Friday, August 12, 2005

Ingenta Explained

Hello Chat People -

Following on a patron's question on chat some weeks ago, I asked Katie
Brady, the ERC for Ingenta, to provide a clear explanation of how it
works, and what we do and do not have access to through it. I hope you
find this helpful. Please save for future reference, and please contact
Katie with any further questions.

Thanks,
Deborah

---------- Forwarded message ----------
Date: Thu, 28 Jul 2005 17:06:29 -0400
From: Katie Brady <kb2191@columbia.edu>
To: Deborah Wassertzug <dw242@columbia.edu>
Subject: Re: Ingenta confusion

[snip]

Bottom line is that we have a number of journals activated on Ingenta for
fulltext access, based on our having individual print+online or
online-only subscriptions. Articles in titles to which we don't already
have access activated, and to which we don't have a print subscription in
the libraries, may be requested on a pay-per-view basis on Columbia's dime
as long as they are $30 or less. That's the long and short of it.

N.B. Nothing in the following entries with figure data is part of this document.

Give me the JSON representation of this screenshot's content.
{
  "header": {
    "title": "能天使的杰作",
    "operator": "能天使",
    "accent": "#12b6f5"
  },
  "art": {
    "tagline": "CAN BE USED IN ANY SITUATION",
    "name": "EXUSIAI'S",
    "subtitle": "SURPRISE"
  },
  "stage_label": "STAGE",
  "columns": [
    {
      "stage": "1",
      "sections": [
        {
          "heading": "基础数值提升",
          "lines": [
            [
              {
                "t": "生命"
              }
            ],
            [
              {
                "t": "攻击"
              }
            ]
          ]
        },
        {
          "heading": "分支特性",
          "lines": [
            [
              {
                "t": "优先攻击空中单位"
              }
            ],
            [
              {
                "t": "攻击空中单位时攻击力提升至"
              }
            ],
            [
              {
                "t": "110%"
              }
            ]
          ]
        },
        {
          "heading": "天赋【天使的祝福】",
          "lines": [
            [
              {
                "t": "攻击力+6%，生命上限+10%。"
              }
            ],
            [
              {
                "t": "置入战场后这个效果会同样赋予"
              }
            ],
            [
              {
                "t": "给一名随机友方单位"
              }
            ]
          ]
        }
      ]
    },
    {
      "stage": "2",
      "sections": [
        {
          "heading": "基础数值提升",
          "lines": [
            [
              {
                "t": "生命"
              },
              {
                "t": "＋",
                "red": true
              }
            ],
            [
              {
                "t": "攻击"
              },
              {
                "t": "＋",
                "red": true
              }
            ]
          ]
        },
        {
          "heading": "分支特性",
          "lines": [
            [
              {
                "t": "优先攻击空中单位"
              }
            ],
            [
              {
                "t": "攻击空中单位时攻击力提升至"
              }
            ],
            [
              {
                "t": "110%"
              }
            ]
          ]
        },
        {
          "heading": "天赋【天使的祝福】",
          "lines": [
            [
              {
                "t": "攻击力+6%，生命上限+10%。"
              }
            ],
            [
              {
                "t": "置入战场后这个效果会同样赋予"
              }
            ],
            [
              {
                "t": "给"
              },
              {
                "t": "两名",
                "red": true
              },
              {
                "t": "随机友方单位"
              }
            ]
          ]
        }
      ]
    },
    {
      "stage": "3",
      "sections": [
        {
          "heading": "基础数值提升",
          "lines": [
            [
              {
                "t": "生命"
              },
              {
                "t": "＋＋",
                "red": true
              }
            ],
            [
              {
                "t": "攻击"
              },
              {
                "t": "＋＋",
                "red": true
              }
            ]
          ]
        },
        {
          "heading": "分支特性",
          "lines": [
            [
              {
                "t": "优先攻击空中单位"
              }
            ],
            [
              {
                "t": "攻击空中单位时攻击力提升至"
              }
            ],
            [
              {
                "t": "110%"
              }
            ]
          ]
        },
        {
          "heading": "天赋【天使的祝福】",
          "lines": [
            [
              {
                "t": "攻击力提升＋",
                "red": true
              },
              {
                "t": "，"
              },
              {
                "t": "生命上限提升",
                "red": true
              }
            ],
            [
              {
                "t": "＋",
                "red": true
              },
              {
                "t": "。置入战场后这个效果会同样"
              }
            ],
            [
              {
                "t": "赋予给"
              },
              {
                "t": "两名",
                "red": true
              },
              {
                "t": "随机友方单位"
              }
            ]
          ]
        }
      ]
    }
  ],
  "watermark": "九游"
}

What happens if a patron wants an article but we don't have a
subscription? There will be a message displayed after clicking on the link
to fulltext to the effect that "this article is available for x dollars,
do you want to use Columbia's account to purchase access"? this message
won't come up if the article is over $30. Only catch is that the patron
will have to create/login to a (free) ingenta account in order to use the
Columbia account.

The other complicating factor is that for some reason Ingenta has a set of
titles that are only available via fax or ariel, and another set that's
available online. Either way patrons have to login if Columbia doesn't
have a subscription to fulltext.

It's trying to be both a document delivery service and an ejournal
provider, but through the same service. It's confusing.

[snip]

kb

Comments:
“We cannot live for ourselves alone. Our lives are connected by a thousand invisible threads, and along these sympathetic fibers, our actions run as causes and return to us as results.”